Purpose: This study developed dynamic and probabilistic models to predict the fates of L. monocytogenes on fresh pork.
Methods: A 10-strain mixture of L. monocytogenes was inoculated on fresh pork skin (3×5 cm) at 4 log CFU/cm2. The inoculated samples were then stored aerobically at 4 (10 days), 7 (10 days), 10 (10 days), 15 (4 days), 20 (4 days), 25 (12 h), and 30°C (12 h). The microbiological data were fitted to the Baranyi model to calculate maximum specific growth rate (µmax; log CFU/cm2/h) and lag phase duration (LPD; h). The µmax and LPD were then fitted to a polynomial equation and the Davey model, respectively. Accordingly, L. monocytogenes growth was simulated under constant and dynamic temperatures. Of 49 combinations (temperature (7)×sampling time (7)), the combinations with significant growth (P < 0.05) were designated ‘1’, and the combinations with non-significant growth were given ‘0’. These growth response data were analyzed with the logistic regression. The model performances for dynamic and probabilistic models were evaluated, using observed data.
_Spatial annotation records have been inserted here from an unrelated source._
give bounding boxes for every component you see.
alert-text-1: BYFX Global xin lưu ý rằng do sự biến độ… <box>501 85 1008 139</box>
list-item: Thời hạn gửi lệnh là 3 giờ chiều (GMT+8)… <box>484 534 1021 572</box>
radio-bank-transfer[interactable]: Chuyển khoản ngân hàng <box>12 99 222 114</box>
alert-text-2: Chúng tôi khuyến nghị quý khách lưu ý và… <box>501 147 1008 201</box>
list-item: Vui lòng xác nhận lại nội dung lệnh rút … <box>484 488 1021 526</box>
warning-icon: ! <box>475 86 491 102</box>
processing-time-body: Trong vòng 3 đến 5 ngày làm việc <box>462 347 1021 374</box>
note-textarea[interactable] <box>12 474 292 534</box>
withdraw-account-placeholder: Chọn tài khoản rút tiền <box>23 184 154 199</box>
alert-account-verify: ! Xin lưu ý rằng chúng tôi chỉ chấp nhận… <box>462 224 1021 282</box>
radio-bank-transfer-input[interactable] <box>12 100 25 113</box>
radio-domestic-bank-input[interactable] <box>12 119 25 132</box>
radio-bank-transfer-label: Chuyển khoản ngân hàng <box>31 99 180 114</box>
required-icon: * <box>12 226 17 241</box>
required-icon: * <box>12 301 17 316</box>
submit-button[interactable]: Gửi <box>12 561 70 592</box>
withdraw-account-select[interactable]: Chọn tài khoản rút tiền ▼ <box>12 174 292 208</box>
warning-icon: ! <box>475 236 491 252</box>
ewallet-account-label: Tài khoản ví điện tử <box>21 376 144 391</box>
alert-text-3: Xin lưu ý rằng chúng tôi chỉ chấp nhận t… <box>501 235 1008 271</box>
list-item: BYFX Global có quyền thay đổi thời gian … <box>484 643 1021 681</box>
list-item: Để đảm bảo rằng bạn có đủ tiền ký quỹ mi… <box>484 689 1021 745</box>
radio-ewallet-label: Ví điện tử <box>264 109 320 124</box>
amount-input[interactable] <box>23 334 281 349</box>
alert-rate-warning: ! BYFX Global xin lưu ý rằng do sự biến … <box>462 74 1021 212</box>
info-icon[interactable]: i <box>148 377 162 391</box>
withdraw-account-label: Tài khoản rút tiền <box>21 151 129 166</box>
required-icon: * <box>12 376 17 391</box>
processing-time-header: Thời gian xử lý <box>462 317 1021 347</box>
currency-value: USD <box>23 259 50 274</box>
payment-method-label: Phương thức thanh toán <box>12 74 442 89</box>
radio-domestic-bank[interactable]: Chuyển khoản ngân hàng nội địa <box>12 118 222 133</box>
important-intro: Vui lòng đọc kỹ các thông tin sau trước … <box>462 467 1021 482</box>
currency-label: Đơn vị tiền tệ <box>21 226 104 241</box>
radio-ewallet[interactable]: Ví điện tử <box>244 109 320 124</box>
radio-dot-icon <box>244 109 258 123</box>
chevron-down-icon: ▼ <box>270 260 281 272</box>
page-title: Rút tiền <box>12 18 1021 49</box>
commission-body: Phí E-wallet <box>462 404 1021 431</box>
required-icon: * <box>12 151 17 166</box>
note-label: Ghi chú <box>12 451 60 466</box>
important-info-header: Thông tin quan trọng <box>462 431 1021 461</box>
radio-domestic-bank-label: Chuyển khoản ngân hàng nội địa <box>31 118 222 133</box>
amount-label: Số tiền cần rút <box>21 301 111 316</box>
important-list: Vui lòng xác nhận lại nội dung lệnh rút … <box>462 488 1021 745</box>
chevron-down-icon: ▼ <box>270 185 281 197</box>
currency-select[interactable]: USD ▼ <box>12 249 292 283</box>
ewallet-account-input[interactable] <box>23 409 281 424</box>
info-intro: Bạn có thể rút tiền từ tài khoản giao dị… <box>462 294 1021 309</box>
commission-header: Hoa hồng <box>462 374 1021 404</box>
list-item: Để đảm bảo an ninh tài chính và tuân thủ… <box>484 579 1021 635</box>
Results: L. monocytogenes growth was not observed before 12 h of storage at 4-10°C, and the pathogen started to grow (P < 0.05) after 6, 4, 2, and 2 h at 15, 20, 25, and 30°C, respectively. After a primary model was developed, µmax gradually increased, but LPD decreased as storage temperature increased. The developed secondary models were also acceptable (R2=0.974). Growth/no growth interfaces of L. monocytogenes were produced by the probabilistic model at P = 0.1, 0.5, and 0.9. In addition, the model performance was acceptable for kinetic model (RMSE=0.282) and probabilistic model (concordance index=99.2%).
Significance: The results indicate that the developed models should be useful in predicting kinetic behavior and growth probabilities of L. monocytogenes on fresh pork.